Italian professional footballer

Matteo Di Gennaro (born 2 June 1994) is an Italian professional footballer who plays as a defender for club Catania.

==Career==
===Ascoli===
Born in Sant'Elpidio a Mare, Marche region, Di Gennaro started his career at Marche club Ascoli.

===Parma===
In June 2011, few days before the closure of 2010–11 financial year, Di Gennaro was swapped with young Parma defender Zsolt Tamási in a no cash involving co-ownership deals. Both 50% registration rights of the players were tagged for €1.7 million; Di Gennaro signed a 4-year contract. Di Gennaro was a player of the reserve team of Parma from 2011 until 2013. On 2 September 2013, the last day of transfer window, Parma sent Di Gennaro back to Ascoli as well as loaned goalkeeper Stefano Russo to the same team on the same day.

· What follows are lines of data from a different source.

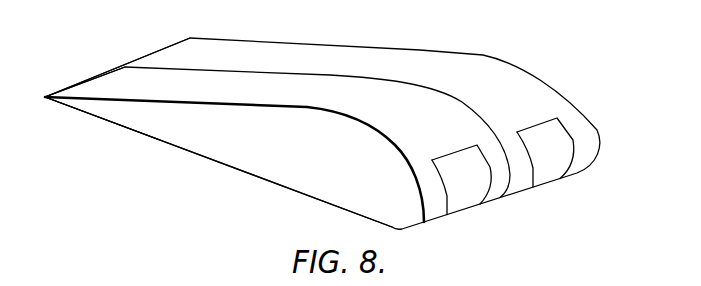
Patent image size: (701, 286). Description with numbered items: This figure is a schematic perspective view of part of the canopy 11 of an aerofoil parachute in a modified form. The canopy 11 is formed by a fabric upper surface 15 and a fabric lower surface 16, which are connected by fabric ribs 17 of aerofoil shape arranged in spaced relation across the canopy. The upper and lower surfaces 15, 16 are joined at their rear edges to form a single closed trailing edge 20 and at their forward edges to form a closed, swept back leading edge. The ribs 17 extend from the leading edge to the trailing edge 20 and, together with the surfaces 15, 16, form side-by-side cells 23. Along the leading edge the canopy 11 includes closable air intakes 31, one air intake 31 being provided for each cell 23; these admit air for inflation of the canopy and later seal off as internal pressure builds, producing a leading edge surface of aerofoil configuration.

The canopy 11 is at (434, 39).
The upper surface 15 is at (328, 58).
The lower surface 16 is at (200, 158).
The ribs 17 is at (153, 122).
The trailing edge 20 is at (82, 80).
The cells 23 is at (516, 91).
The air intake 31 is at (551, 168).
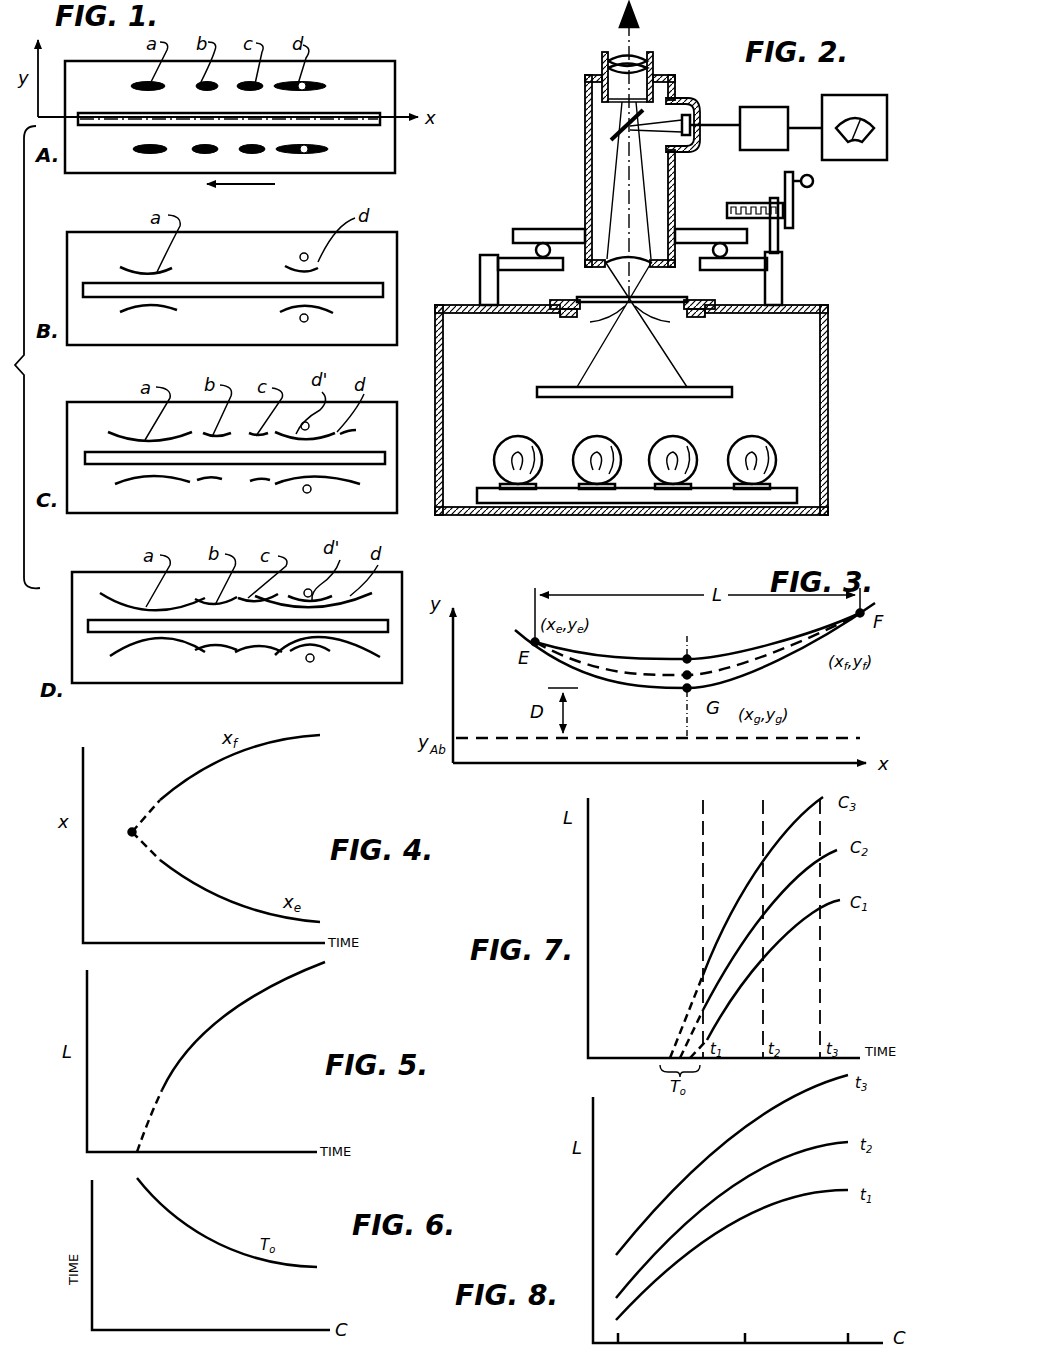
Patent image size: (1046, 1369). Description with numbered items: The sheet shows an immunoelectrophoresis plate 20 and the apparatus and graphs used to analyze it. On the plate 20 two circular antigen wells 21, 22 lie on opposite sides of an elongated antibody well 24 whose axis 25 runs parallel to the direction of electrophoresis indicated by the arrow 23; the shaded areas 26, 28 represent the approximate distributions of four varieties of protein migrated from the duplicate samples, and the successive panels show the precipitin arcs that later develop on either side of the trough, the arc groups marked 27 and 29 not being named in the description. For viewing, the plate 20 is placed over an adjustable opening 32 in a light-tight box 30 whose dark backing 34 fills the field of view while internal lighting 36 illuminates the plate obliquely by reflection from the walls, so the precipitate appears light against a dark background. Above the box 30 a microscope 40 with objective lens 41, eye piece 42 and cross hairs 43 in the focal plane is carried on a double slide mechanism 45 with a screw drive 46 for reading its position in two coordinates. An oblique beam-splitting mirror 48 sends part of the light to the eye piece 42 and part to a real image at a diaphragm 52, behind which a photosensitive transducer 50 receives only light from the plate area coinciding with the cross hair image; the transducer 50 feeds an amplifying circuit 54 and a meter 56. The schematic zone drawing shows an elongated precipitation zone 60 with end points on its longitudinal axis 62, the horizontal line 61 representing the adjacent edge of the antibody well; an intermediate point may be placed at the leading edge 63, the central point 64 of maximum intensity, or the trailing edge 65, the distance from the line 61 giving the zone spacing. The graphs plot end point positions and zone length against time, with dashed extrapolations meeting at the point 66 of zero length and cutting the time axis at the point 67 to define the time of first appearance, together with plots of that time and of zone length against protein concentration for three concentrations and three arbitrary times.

In FIG. 1, the plate 20 is at (371, 57).
In FIG. 2, the plate 20 is at (649, 309).
In FIG. 1, the antigen well 21 is at (306, 76).
In FIG. 1, the antigen well 22 is at (305, 152).
In FIG. 1, the arrow 23 is at (270, 184).
In FIG. 1, the antibody well 24 is at (365, 113).
In FIG. 1, the well axis 25 is at (366, 127).
In FIG. 1, the shaded area 26 is at (112, 85).
In FIG. 1, the upper arc pattern 27 is at (96, 268).
In FIG. 1, the shaded area 28 is at (116, 150).
In FIG. 1, the lower arc pattern 29 is at (113, 307).
In FIG. 2, the light-tight box 30 is at (831, 372).
In FIG. 2, the adjustable opening 32 is at (612, 316).
In FIG. 2, the dark backing 34 is at (721, 387).
In FIG. 2, the internal lighting 36 is at (774, 449).
In FIG. 2, the microscope 40 is at (679, 60).
In FIG. 2, the objective lens 41 is at (607, 258).
In FIG. 2, the eye piece 42 is at (603, 58).
In FIG. 2, the cross hairs 43 is at (617, 102).
In FIG. 2, the double slide mechanism 45 is at (532, 229).
In FIG. 2, the screw drive 46 is at (798, 237).
In FIG. 2, the beam-splitting mirror 48 is at (612, 129).
In FIG. 2, the photosensitive transducer 50 is at (698, 120).
In FIG. 2, the diaphragm 52 is at (687, 114).
In FIG. 2, the amplifying circuit 54 is at (789, 107).
In FIG. 2, the meter 56 is at (866, 96).
In FIG. 3, the zone 60 is at (795, 666).
In FIG. 3, the horizontal line 61 is at (858, 736).
In FIG. 3, the longitudinal axis 62 is at (789, 646).
In FIG. 3, the leading edge 63 is at (685, 690).
In FIG. 3, the central point 64 is at (685, 675).
In FIG. 3, the trailing edge 65 is at (687, 656).
In FIG. 4, the meeting point 66 is at (131, 831).
In FIG. 5, the intersection point 67 is at (135, 1149).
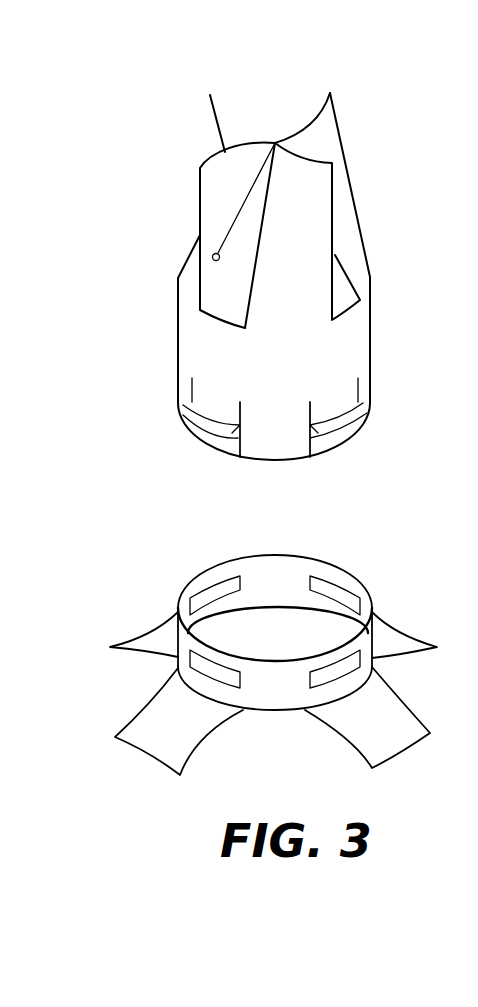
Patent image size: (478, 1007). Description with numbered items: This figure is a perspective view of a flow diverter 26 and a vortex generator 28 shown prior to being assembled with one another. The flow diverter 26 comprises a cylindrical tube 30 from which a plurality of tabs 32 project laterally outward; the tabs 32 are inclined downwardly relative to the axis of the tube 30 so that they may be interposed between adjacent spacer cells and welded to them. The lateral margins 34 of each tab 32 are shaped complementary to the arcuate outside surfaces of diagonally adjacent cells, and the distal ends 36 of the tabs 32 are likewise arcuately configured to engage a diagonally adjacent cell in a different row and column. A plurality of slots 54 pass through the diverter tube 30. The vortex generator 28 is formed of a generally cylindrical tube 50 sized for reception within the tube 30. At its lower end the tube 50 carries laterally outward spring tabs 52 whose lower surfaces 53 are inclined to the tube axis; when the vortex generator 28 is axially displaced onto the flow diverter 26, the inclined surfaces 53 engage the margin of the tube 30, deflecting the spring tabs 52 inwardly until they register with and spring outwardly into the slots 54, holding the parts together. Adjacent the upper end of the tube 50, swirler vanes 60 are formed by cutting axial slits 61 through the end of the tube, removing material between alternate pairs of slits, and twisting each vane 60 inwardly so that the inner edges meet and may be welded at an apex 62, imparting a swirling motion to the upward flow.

The flow diverter 26 is at (273, 649).
The vortex generator 28 is at (271, 278).
The cylindrical tube 30 is at (280, 700).
The tabs 32 is at (392, 736).
The lateral margins 34 is at (392, 699).
The distal ends 36 is at (143, 750).
The cylindrical tube 50 is at (190, 348).
The spring tabs 52 is at (363, 405).
The lower surfaces 53 is at (317, 440).
The slots 54 is at (212, 593).
The swirler vanes 60 is at (307, 202).
The slits 61 is at (260, 208).
The apex 62 is at (275, 143).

Di Gennaro made his professional debut in 2013–14 Lega Pro Prima Divisione on 6 October 2013, against Grosseto. He was the unused bench on round 3.

On 20 June 2014 Di Gennaro, Pasqualini and Gragnoli were acquired by Parma outright, with Colomba was also bought back by Parma, however Di Gennaro also signed by Ascoli Picchio in 2-year loan; on 1 July 2014 Tamási also returned to Parma; on 18 July 2014 Ascoli signed Bright Addae as well as released Storani on 29 July, whom joint-contracted with Parma.

===Renate===
On 22 July 2014 Di Gennaro was loaned to Renate. on 25 June 2015 Di Gennaro became a free agent, after the bankruptcy of Parma F.C. On 9 July he signed a new 3-year contract.

===Livorno===
In 2018 he signed for Livorno.

On 7 September 2020, he signed a 3-year contract with Reggiana. However, 13 days later, Reggiana renounced to buy him.

===Alessandria===
On 18 January 2021, he signed a 2.5-year contract with Alessandria.

===Triestina===
On 17 August 2022, Di Gennaro moved to Triestina on a two-year deal.

===Feralpisalò===
On 31 January 2023, Di Gennaro moved to Feralpisalò on loan with an obligation to buy.